И стремительный полицеймейстер повез меня в одну из частей, где стоял пожарный обоз нового образца, какой один раз мне уже был продемонстрирован в Вологде. Я его зачертил, вымерил, и через неделю весь обоз, с бочками, насосами, телегой для пожарной лестницы и багров, ярко раскрашенный суриком и синею краскою, был доставлен Головачеву, а еще через неделю, вставленный в изящные рамы, он украсил стены полицеймейстерского кабинета в управлении.

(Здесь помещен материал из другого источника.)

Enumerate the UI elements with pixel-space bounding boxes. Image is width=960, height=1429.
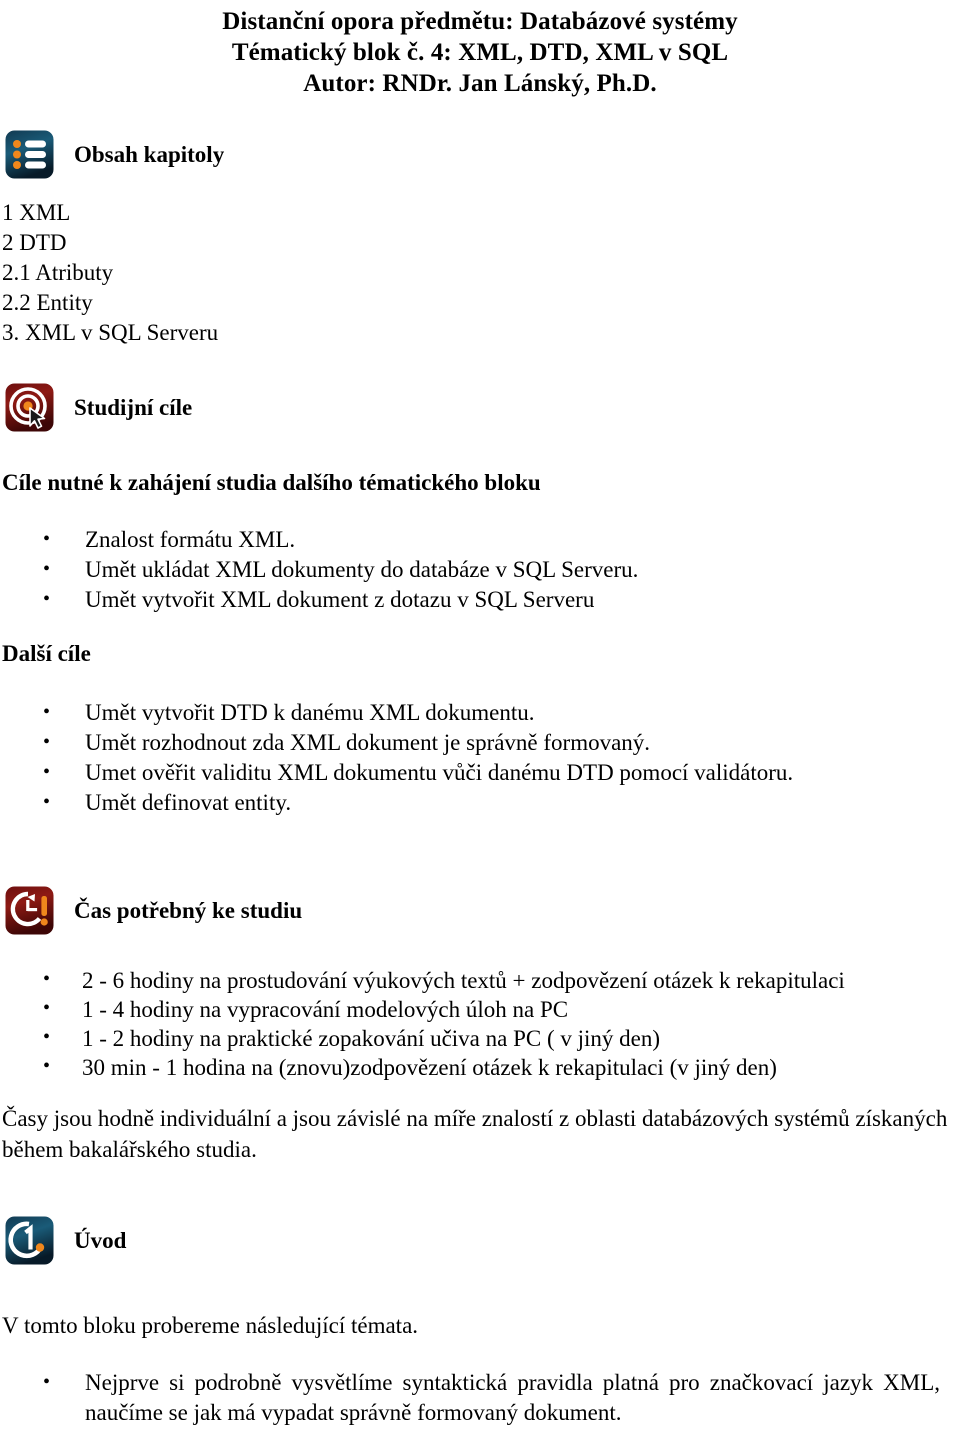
list-item: Umět rozhodnout zda XML dokument je sprá… [0,727,955,758]
list-item: Znalost formátu XML. [0,524,955,555]
list-item: Umět vytvořit XML dokument z dotazu v SQ… [0,584,955,615]
list-item: Umět vytvořit DTD k danému XML dokumentu… [0,697,955,728]
toc-item[interactable]: 2 DTD [2,228,502,258]
intro-section-header: Úvod [5,1216,126,1265]
toc-heading: Obsah kapitoly [74,141,225,167]
list-item: 1 - 4 hodiny na vypracování modelových ú… [0,994,955,1024]
toc-list: 1 XML 2 DTD 2.1 Atributy 2.2 Entity 3. X… [2,198,502,348]
title-line-2: Tématický blok č. 4: XML, DTD, XML v SQL [231,39,729,66]
list-item: 2 - 6 hodiny na prostudování výukových t… [0,965,955,995]
toc-item[interactable]: 3. XML v SQL Serveru [2,318,502,348]
time-section-header: Čas potřebný ke studiu [5,886,302,935]
toc-item[interactable]: 1 XML [2,198,502,228]
list-icon [5,130,54,179]
further-goals-heading: Další cíle [2,641,91,666]
goals-subheading: Cíle nutné k zahájení studia dalšího tém… [2,470,541,495]
further-goals-list: Umět vytvořit DTD k danému XML dokumentu… [0,697,955,818]
intro-list: Nejprve si podrobně vysvětlíme syntaktic… [0,1367,950,1428]
list-item: Umět ukládat XML dokumenty do databáze v… [0,554,955,585]
toc-section-header: Obsah kapitoly [5,130,224,179]
toc-item[interactable]: 2.2 Entity [2,288,502,318]
title-line-1: Distanční opora předmětu: Databázové sys… [222,8,738,35]
title-line-3: Autor: RNDr. Jan Lánský, Ph.D. [303,70,657,97]
document-title: Distanční opora předmětu: Databázové sys… [0,0,960,99]
document-page: Distanční opora předmětu: Databázové sys… [0,0,960,1429]
list-item: 1 - 2 hodiny na praktické zopakování uči… [0,1023,955,1053]
number-one-icon [5,1216,54,1265]
clock-alert-icon [5,886,54,935]
time-list: 2 - 6 hodiny na prostudování výukových t… [0,965,955,1082]
list-item: Umet ověřit validitu XML dokumentu vůči … [0,757,955,788]
goals-heading: Studijní cíle [74,394,193,420]
intro-heading: Úvod [74,1227,127,1253]
intro-paragraph: V tomto bloku probereme následující téma… [2,1313,419,1338]
goals-section-header: Studijní cíle [5,383,192,432]
toc-item[interactable]: 2.1 Atributy [2,258,502,288]
time-heading: Čas potřebný ke studiu [74,897,303,923]
time-note: Časy jsou hodně individuální a jsou závi… [2,1106,948,1162]
target-cursor-icon [5,383,54,432]
list-item: Umět definovat entity. [0,787,955,818]
goals-list: Znalost formátu XML. Umět ukládat XML do… [0,524,955,615]
list-item: Nejprve si podrobně vysvětlíme syntaktic… [0,1367,950,1428]
list-item: 30 min - 1 hodina na (znovu)zodpovězení … [0,1052,955,1082]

— Вот это так, — говорил Головачев в восторге, — это не кор-рек-тура-с. Этим занимайтесь сколько угодно… А можете вы составить план спасательной станции?

— Это уже не по моей части, — сказал я. — Я не архитектор.

— Ну, пустяки… Съездите в Ораниенбаум, срисуйте там спасательную станцию, как вы срисовали обоз, и дело в шляпе.

— Но ведь с меня взята подписка о невыезде за черту города.

— Наплевать! Ездите сколько угодно, только не попадите в какую-нибудь историю. Скандальчик какой-нибудь, знаете, с протоколом или что-нибудь в этом роде — тогда, конечно, неприятность. А сейчас поедем посмотреть выбранное мною место. Я уже его и огородил… Думские подлецы подали ябеду за самовольный захват. Крючкотворы!.. — Он вздохнул. — Думаете, мы не боремся? Боремся, батюшка, не хуже вашего.

На этот раз «думские крючкотворы» восторжествовали, и наша станция не состоялась.

Однажды Головачев опять пригласил меня и сказал:

— Есть у меня приятель, начальник минного офицерского класса, Владимир Павлович Верховский. Я ему говорил об вас и показывал рисунки пожарного обоза: хотите поступить в минный класс чертежником?

Я несколько удивился неожиданному предложению: Головачева испугала корректура, и он же предлагает работу в таком учреждении. Впрочем, может быть, я удивляюсь задним числом: тогда террор еще не разгорелся, химия и взрывчатые вещества не играли никакой роли в революции, и вскоре я стал проводить утренние часы за чертежной доской в минном офицерском классе.

VII. Среди cоряков. — В.П. Верховский и деловая философия. — Адмирал Попов

И учреждение, и его работа, и начальник его представляли много интересного. В моем столе хранились чертежи всех мин, не исключая и чуда тогдашнего минного искусства — мины Уайтхеда, которая, получив приказание, могла идти со скоростью тридцати верст в час на любой глубине под водой, взорвать подводную часть корабля, а в случае неудачи вернуться обратно. В той же комнате, где я работал, офицеры читали матросам лекции, а в соседней, где находился большой бетонированный бассейн-колодезь, производились опыты небольших взрывов под водой. Там же готовились взрывчатые патроны с говардовой ртутью. Однажды в той комнате вдруг раздался взрыв. Оказалось, что у одного минера оторвало кисть руки. Его увезли в больницу, а офицер тотчас же собрал минеров и прочел им лекцию об изготовлении патронов. Он перечислил все предосторожности и закончил:

— Но так как все-таки, несмотря на все предосторожности, говардова ртуть взрывается иногда от неизвестной причины, то каждый работающий минер не должен иметь ее в данное время более чем на тридцать патронов. Тогда в случае взрыва погибнет минер, пострадает, может быть, комната, но здание останется цело.